Sam lifted his head from the pillow, wiped his eyes, and mumbled that it wasn’t anything like that at all. It turned out to be something worse.

In the public voting prominently displayed on the wall of the Family Life Center Sam had received five votes. Four from the members of his family, and his own. That was what troubled him so deeply. Not only that he did it. But that everyone else probably guessed he voted for himself.

“That’s all the votes I got,” he sobbed. “Thanks for voting for me, but you never vote for yourself! Nobody does that. And you probably shouldn’t have voted for me either” 

A Cadet after all is reverent, obedient, compassionate, consecrated, trustworthy, pure, grateful, loyal, industrious, and cheerful. “Living for Jesus,” as Sam sang and recited every time the Cadets met, is a life that is true.

Pine cars, like Little League trophies, find their way from shelves and fireplace mantels to boxes in the garage, and sometimes reside in the heart. If, as some have said, character is who we are in the dark, the shadows of Sam’s bedroom revealed the genuineness of one boy’s heart, and the workings of the Lord in a different kind of race. 

By the time the Jensens prayed with Sam that night and the tears had vanished, disaster shrunk into a small but convincing moment of grace.  Embarrassments have a way of putting things in proper perspective, even for the young whose voting record is on public display.
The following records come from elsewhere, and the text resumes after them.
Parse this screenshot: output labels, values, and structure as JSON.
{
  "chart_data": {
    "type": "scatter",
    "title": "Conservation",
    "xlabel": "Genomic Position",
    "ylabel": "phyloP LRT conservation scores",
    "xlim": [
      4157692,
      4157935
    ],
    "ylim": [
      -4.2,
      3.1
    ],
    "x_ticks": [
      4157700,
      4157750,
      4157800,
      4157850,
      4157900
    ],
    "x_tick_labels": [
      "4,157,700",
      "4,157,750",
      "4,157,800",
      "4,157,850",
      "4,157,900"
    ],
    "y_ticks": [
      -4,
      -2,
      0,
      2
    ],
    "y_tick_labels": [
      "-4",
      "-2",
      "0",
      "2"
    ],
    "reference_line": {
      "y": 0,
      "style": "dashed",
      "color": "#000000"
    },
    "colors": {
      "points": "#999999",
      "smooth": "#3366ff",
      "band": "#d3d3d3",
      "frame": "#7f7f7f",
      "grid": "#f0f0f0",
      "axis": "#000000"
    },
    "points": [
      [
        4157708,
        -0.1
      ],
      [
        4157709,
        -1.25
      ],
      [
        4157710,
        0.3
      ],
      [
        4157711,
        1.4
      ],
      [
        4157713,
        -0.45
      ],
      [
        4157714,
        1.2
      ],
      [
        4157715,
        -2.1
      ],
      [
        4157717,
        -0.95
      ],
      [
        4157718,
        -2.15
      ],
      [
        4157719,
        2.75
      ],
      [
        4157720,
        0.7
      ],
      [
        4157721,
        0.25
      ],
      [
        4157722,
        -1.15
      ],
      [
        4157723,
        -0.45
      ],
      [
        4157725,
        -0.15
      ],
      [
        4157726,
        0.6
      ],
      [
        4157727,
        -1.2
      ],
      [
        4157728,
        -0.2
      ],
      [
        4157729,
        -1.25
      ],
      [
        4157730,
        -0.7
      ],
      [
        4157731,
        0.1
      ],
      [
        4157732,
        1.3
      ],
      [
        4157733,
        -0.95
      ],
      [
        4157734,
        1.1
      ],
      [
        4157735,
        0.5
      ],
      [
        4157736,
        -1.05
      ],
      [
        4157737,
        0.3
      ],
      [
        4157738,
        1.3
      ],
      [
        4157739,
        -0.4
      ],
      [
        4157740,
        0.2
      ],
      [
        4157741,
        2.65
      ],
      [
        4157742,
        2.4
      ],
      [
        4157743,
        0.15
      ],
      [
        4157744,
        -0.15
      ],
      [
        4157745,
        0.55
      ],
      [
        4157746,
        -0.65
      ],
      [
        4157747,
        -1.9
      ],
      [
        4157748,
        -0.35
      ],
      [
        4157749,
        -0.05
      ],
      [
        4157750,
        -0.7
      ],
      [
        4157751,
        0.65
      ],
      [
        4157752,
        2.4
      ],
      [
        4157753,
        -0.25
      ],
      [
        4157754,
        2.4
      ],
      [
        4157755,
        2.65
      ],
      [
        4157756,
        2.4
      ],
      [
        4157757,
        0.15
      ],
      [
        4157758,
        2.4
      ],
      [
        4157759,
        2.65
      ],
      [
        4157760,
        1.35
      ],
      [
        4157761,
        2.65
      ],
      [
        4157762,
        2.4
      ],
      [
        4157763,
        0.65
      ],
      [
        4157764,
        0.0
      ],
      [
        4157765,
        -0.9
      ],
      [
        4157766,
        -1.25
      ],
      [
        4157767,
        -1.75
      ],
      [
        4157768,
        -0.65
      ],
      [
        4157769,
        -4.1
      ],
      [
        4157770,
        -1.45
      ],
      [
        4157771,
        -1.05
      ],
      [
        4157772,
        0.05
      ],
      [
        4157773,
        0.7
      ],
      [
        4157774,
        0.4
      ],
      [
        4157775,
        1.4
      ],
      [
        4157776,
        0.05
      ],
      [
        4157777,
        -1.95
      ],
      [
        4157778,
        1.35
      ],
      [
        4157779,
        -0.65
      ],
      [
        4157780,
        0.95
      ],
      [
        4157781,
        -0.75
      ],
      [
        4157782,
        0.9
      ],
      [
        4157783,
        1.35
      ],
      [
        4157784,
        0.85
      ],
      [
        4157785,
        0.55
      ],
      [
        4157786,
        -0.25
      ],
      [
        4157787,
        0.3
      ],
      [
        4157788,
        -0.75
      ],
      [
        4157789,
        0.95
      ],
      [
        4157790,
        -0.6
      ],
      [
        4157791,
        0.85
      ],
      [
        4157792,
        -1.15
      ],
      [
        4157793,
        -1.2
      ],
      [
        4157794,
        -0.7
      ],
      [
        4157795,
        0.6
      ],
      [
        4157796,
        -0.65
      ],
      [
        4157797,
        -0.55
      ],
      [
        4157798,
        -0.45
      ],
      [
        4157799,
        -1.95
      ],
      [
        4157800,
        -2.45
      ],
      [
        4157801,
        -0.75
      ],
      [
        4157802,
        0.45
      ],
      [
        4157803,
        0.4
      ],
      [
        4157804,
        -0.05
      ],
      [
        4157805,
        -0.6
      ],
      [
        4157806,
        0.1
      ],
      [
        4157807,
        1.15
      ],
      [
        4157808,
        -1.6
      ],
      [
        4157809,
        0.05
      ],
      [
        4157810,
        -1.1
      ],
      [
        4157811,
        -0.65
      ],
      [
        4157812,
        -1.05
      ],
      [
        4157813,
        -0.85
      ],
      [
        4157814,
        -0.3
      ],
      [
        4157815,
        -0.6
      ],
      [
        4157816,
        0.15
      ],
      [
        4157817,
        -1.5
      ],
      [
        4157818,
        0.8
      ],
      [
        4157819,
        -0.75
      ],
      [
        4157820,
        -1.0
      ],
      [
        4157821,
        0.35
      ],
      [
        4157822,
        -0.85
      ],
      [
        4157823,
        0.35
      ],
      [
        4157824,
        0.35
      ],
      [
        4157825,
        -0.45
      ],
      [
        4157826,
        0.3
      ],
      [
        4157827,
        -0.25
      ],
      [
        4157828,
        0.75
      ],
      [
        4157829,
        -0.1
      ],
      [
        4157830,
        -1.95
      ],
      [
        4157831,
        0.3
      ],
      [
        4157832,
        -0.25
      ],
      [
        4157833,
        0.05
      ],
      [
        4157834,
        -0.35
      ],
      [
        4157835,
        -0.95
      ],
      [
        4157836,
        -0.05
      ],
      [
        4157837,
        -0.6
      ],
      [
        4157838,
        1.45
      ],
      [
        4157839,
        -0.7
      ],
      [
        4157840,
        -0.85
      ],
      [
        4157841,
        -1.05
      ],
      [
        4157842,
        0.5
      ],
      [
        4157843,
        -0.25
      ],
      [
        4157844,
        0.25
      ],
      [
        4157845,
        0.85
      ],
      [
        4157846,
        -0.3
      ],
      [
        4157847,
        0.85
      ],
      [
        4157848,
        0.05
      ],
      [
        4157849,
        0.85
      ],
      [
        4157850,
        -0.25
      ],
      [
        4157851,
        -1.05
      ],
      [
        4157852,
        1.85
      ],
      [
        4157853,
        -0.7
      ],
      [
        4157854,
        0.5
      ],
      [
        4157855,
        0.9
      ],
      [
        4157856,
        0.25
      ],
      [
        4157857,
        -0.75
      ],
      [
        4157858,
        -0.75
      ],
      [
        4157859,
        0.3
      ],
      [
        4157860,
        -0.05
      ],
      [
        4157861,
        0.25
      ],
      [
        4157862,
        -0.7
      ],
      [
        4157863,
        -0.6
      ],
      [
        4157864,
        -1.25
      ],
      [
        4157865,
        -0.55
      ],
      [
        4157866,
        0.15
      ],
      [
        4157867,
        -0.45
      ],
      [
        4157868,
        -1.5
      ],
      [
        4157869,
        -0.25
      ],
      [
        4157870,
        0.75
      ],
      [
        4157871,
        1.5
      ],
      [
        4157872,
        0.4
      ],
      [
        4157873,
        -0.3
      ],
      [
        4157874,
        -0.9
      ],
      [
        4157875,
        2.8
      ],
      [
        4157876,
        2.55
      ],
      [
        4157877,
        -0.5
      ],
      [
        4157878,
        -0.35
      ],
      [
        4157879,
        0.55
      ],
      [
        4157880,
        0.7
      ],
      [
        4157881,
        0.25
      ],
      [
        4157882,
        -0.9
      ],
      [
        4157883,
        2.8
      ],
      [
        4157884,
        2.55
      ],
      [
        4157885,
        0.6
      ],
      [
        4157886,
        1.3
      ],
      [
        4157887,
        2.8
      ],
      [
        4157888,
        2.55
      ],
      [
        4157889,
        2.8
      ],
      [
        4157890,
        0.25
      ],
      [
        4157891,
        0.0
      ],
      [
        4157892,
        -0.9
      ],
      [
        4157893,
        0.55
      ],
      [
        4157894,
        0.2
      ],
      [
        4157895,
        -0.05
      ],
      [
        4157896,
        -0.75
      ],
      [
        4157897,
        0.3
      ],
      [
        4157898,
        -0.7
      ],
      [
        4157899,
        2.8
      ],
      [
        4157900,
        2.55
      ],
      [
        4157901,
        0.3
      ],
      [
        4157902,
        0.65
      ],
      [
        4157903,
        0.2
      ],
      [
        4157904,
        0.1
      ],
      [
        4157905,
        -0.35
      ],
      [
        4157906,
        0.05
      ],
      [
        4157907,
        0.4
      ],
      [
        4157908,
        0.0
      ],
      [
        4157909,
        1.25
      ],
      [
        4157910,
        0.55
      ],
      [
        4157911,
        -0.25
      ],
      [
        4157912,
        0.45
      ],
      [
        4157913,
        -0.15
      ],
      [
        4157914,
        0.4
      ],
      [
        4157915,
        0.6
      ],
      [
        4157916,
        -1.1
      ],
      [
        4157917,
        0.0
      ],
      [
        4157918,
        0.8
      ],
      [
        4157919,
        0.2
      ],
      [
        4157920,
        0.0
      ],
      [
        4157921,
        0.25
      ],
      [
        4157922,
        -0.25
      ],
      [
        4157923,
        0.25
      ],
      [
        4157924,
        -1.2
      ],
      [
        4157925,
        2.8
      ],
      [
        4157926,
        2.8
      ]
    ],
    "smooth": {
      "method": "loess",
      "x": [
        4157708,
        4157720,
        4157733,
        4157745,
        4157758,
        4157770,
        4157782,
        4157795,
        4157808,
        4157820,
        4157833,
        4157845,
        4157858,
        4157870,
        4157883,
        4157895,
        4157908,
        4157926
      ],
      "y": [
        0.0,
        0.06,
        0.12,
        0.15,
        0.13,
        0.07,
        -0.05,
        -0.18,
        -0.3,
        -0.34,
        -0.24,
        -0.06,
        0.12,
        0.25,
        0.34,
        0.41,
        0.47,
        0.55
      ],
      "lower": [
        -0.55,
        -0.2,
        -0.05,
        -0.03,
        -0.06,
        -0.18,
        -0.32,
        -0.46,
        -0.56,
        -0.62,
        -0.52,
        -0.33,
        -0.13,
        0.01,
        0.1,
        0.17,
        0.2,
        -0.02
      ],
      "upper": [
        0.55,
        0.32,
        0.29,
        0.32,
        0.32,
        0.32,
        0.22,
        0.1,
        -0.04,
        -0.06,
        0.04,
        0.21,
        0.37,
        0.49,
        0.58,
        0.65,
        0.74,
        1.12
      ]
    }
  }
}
When it comes to winning and losing and being trustworthy and true, we grow character in unintended ways, habits that shape perspective on life’s disasters, large and small.

Dave Larsen

Dave Larsen, humorist and storyteller, is a member of Hope Christian Reformed Church in Oak Forest, Illinois with his wife Sally, and is the retired Director of the Bright Promise Fund for Urban Christian Education.

8 Comments

  • Don Tamminga says:

    As a former cadet who was deeply influenced by some great counselors and by the many wonderful experiences of the program, I really enjoyed your article.

  • Mary Hollebeek says:

    Thank you for this. I haven’t chuckled at and related to a posting in a long time like I did to this one!

  • Susan says:

    Loved this story. Lots of truth in these lines.

  • Joel E Slenk says:

    This story must be autobiographical to some extent. I have experienced the complete Cadet pinewood derby emotional spectrum told above. Now that we are in a more sensitive time, many churches have the cadets build and design their cars on at church on Wednesday nights with provided power tools and adult supervision. A good way to level the playing field.

  • Henry Baron says:

    Wonderful story and beautifully written!

  • David Larsen says:

    It is indeed largely autobiographical, and I’ve noticed too that some churches adopt the build/design process you describe. Some also combine the boys and girls groups for the big race event.

    • Jeff Carpenter says:

      Being a dad during the old-school “build-’em-at-home, no questions asked” era of Cadets, I recall going with another teacher, before all the modern security installations made a mere shared-master-key obsolete, sneaking in to the h.s. shop to do the initial shaping of the car block on the school’s bandsaw. We let our own kids do their own sanding and finish work; there had to be some level of integrity in the project. Still traumatic in the memory though, as much as for dad consoling a heartbroken first-born in a darkened sanctuary, while hearing in the fellowship hall all the happy sounds of his winning best-friend.
      WIth some pride this past spring I witnessed two granddaughters faring well among their peers– GEMS and Cadets– pacing well in the win-place-“show” categories. :?) Doing all their own work, I might add.
      I hope you write the sequel story, about the annual Cadet Campout, always on a rainy campfire-smoky weekend—perhaps including those radical years when several progressive Calvinettes leaders accomplished their campout. On bright & sunny weekends, too yet.

    • Lois Roelofs says:

      I must comment not as Russ’s wife but as a different Lois that I’d be tremendously cautious of the slippery slope you refer to. Your satire is absolutely delicious.